There was a long list of drivers who had times deleted or have been warned about going too slowly on out laps. From FP3, the teams have been warned that the FIA will use a benchmark time to determine if drivers have toured too slowly ahead of their flying laps to avoid a repeat of such traffic, which blighted the end of Q3 at the same event in 2019.
Carlos Sainz did, however, finish sixth behind Verstappen, the McLaren driver was nine-tenths behind the Red Bull. Sainz was five-hundredths faster than Daniil Kvyat, the Russian leading Lance Stroll, Charles Leclerc and Sergio Perez.
Ferrari woes continued while Leclerc was ninth and two tenths faster than teammate Sebastian Vettel, the car is proving difficult to drive they both went off. Leclerc spinning into the grave as the car snapped through the first Lesmo.
Vettel’s moment saw him spin in front of Ricciardo, with him luck to avoid the barriers. The four-time champion then switched to long runs. Esteban Ocon ended the session just ahead of Vettel, by three-hundredths.

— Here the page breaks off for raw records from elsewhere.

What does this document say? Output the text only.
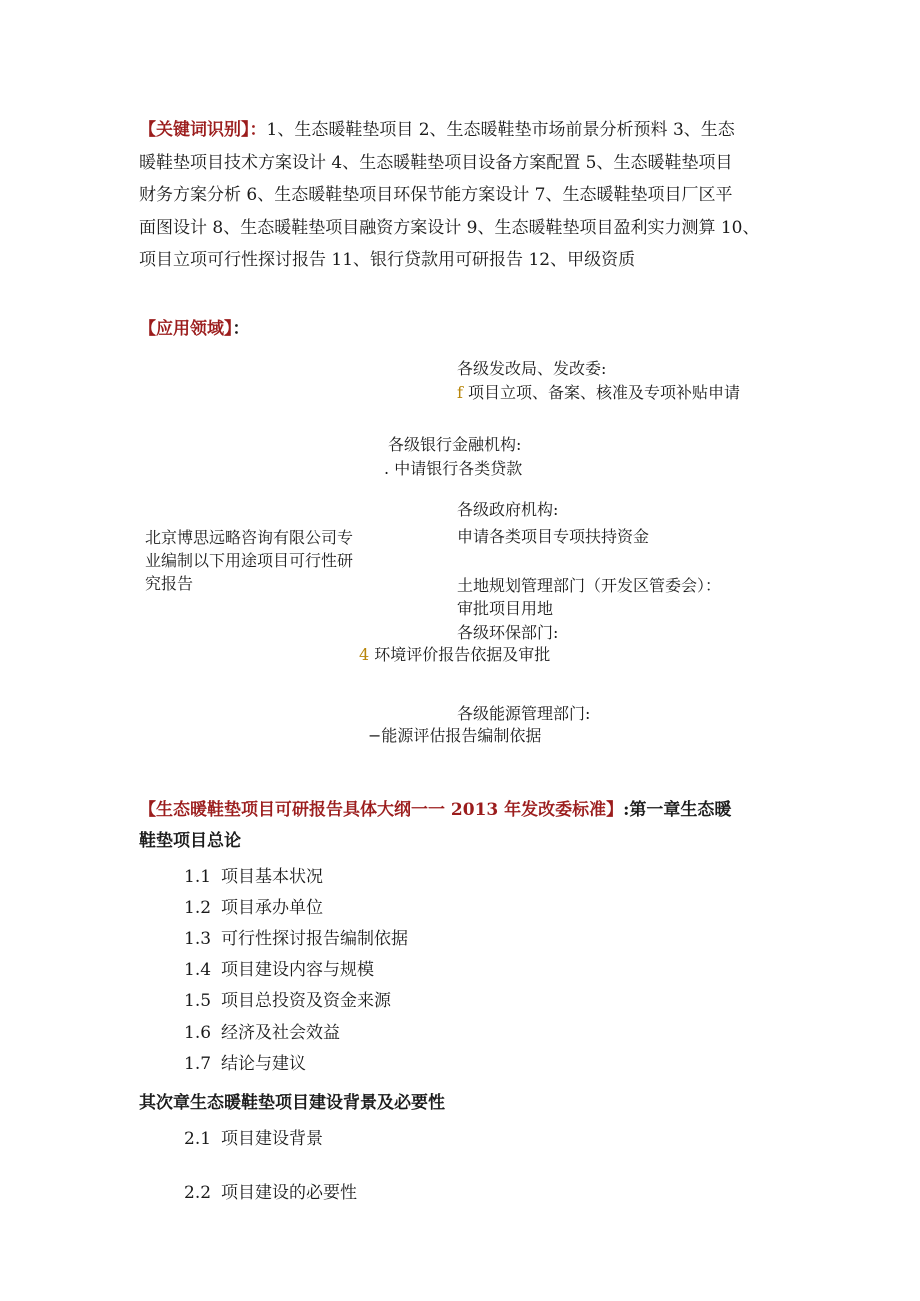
【关键词识别】：1、生态暖鞋垫项目 2、生态暖鞋垫市场前景分析预料 3、生态
暖鞋垫项目技术方案设计 4、生态暖鞋垫项目设备方案配置 5、生态暖鞋垫项目
财务方案分析 6、生态暖鞋垫项目环保节能方案设计 7、生态暖鞋垫项目厂区平
面图设计 8、生态暖鞋垫项目融资方案设计 9、生态暖鞋垫项目盈利实力测算 10、
项目立项可行性探讨报告 11、银行贷款用可研报告 12、甲级资质
【应用领域】：
北京博思远略咨询有限公司专业编制以下用途项目可行性研究报告
各级发改局、发改委:
f 项目立项、备案、核准及专项补贴申请
各级银行金融机构:
. 中请银行各类贷款
各级政府机构:
申请各类项目专项扶持资金
土地规划管理部门（开发区管委会）：
审批项目用地
各级环保部门:
4 环境评价报告依据及审批
各级能源管理部门:
−能源评估报告编制依据
【生态暖鞋垫项目可研报告具体大纲一一 2013 年发改委标准】:第一章生态暖
鞋垫项目总论
1.1 项目基本状况
1.2 项目承办单位
1.3 可行性探讨报告编制依据
1.4 项目建设内容与规模
1.5 项目总投资及资金来源
1.6 经济及社会效益
1.7 结论与建议
其次章生态暖鞋垫项目建设背景及必要性
2.1 项目建设背景
2.2 项目建设的必要性
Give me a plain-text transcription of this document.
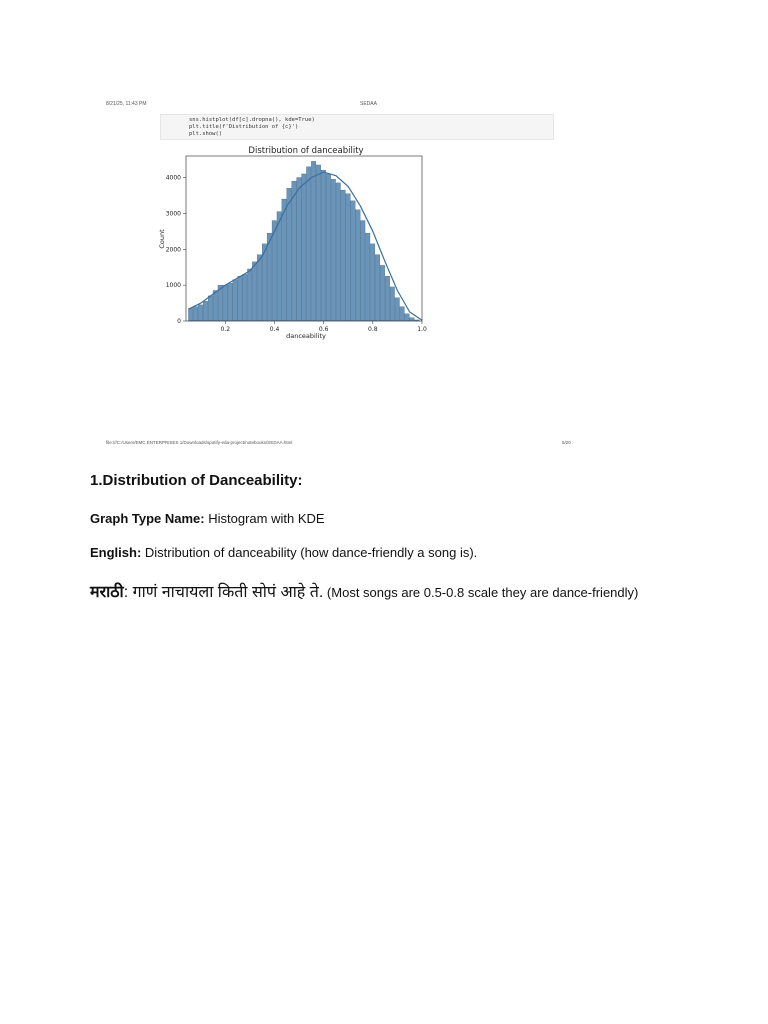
8/21/25, 11:43 PM	SEDAA
sns.histplot(df[c].dropna(), kde=True)
plt.title(f'Distribution of {c}')
plt.show()
Distribution of danceability
0.2	0.4	0.6	0.8	1.0
0
1000
2000
3000
4000
danceability
Count
file:///C:/Users/EMC ENTERPRISES 1/Downloads/spotify-eda-project/notebooks/SEDAA.html	5/20
1.Distribution of Danceability:
Graph Type Name: Histogram with KDE
English: Distribution of danceability (how dance-friendly a song is).
मराठी: गाणं नाचायला किती सोपं आहे ते. (Most songs are 0.5-0.8 scale they are dance-friendly)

Alfa Romeo’s Antonio Giovinazzi was thirteenth, half a hundredth behind Vettel and ahead of the second Red Bull of Alex Albon. The Red Bull driver couldn’t improve on his 21.8 set early in the session when he went fastest.
Daniel Ricciardo was fifteenth fastest going eight thousandths faster than the Haas of Kevin Magnussen. Ferrari power really struggling as the occupied three of the bottom five positions, with Kimi Raikkonen seventeenth and Romain Grosjean eighteenth.
The two Williams were slowest of all, Nicholas Latifti nineteenth just over a tenth faster than George Russell.